The Department of Social Protection in Ireland has been accused of actively promoting emigration after an unemployed 60-year-old received details of a job opportunity in Malta worth €250 a week.
The Irish Times under a picture of the old Maltese orange buses, said a letter from the department to the unnamed recipient outlined the job specification as well as offering the carrot of a “typically Mediterranean” climate.
The work, it said, entailed driving passenger transport vehicles on routes around Malta.
“While Maltese salary rates are lower than those in Ireland, Maltese workers pay among the lowest taxes in [the] EU and annual living costs are substantially lower,” the department's letter read.

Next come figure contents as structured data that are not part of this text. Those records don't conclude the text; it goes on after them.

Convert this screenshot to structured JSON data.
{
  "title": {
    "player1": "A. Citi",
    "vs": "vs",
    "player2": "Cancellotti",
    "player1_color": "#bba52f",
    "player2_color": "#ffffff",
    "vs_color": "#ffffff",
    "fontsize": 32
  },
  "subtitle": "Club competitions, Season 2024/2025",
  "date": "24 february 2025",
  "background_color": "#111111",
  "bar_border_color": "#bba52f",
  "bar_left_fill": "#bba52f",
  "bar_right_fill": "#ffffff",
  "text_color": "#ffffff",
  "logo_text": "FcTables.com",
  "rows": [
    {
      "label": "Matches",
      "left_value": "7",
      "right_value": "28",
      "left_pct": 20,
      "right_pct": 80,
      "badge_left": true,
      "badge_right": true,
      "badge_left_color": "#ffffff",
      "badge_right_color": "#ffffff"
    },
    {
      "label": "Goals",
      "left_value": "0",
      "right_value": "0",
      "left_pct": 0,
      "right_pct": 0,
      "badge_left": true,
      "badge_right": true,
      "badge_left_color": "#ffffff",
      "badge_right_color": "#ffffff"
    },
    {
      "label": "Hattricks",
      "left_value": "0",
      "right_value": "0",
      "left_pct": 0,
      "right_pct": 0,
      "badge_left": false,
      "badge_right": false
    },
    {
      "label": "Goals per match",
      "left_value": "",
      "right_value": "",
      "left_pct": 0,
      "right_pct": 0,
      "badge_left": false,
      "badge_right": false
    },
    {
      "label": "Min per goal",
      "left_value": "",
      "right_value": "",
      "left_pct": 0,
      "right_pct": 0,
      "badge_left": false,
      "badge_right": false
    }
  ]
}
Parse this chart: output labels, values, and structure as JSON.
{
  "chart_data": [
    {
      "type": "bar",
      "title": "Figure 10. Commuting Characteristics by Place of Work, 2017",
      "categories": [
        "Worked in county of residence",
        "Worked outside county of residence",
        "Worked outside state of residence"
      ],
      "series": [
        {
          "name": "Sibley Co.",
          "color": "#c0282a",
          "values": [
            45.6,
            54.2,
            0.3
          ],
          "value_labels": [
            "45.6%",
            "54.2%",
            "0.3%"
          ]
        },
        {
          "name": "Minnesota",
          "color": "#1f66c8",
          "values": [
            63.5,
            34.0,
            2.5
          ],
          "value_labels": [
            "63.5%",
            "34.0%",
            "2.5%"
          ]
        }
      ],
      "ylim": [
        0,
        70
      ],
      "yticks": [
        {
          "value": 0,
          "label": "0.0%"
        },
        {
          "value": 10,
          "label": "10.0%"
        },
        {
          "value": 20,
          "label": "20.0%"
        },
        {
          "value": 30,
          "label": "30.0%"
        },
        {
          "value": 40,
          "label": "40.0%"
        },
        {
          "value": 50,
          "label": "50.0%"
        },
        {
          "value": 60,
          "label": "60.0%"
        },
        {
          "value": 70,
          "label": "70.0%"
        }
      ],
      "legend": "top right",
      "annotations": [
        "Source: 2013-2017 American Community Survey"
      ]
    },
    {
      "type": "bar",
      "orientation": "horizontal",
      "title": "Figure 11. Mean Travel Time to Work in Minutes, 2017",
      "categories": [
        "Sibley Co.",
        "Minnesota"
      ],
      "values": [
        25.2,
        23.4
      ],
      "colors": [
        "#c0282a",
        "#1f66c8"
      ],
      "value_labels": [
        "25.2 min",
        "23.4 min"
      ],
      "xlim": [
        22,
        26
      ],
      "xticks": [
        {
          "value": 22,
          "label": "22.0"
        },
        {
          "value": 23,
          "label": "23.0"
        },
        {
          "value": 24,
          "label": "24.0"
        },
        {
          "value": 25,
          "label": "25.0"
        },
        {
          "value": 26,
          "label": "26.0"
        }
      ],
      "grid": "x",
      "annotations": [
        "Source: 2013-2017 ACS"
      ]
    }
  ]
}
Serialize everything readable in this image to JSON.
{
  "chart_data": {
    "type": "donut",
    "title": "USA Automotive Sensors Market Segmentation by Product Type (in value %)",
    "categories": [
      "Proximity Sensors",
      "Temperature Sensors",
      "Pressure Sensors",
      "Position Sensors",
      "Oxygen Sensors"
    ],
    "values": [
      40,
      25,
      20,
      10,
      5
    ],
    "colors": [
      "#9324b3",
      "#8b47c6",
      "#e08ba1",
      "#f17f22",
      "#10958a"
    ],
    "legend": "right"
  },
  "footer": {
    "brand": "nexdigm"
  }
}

Although the department defended the letter, insisting it kept social welfare recipients informed of all job opportunities, Sinn Féin dismissed it as an “outrageous” move and questioned whether it was policy to actively encourage emigration.
“Even the promise of a tan in the ‘typically Mediterranean’ climate could not make this job a viable option for this man,” Sinn Féin finance spokesman Pearse Doherty said when contacted by the letter’s recipient.
“I find it outrageous that a Government department would ask a 60-year-old man with a mortgage to apply for a job in Malta that pays lower than the minimum wage here,” he said.
“If the man were to get the job he would have obvious extra costs such as rent and travel while trying to pay his mortgage at home.”
Deputy Doherty called on Minister for Social Protection Joan Burton to clarify whether emigration was now policy and asked how many other Irish people had been encouraged to respond to the Maltese vacancy, of which 200 exist.
Asked for a response, the department stated that the European Employment Service (Eures) is a Europe-wide initiative in existence since 1993 to assist jobseekers take up employment in other EU countries.
“It is a network of all the public employment services in the European Union and the European Economic Area,” the statement said, adding the service “is extremely popular with jobseekers throughout Europe”.
It said the department informs jobseekers in Ireland of such job opportunities in the European labour market which may be of interest to them.
“Any such employment opportunities which the Department of Social Protection brings to the attention of jobseekers are completely voluntary and people who do not avail of them will not lose their social welfare entitlements here,” it went on.
“It is an opportunity for Irish jobseekers to seek work in other EU countries in the wider European market and equally, it provides jobseekers abroad with an opportunity to find work with companies based here in Ireland where such vacancies cannot be filled by jobseekers in Ireland.”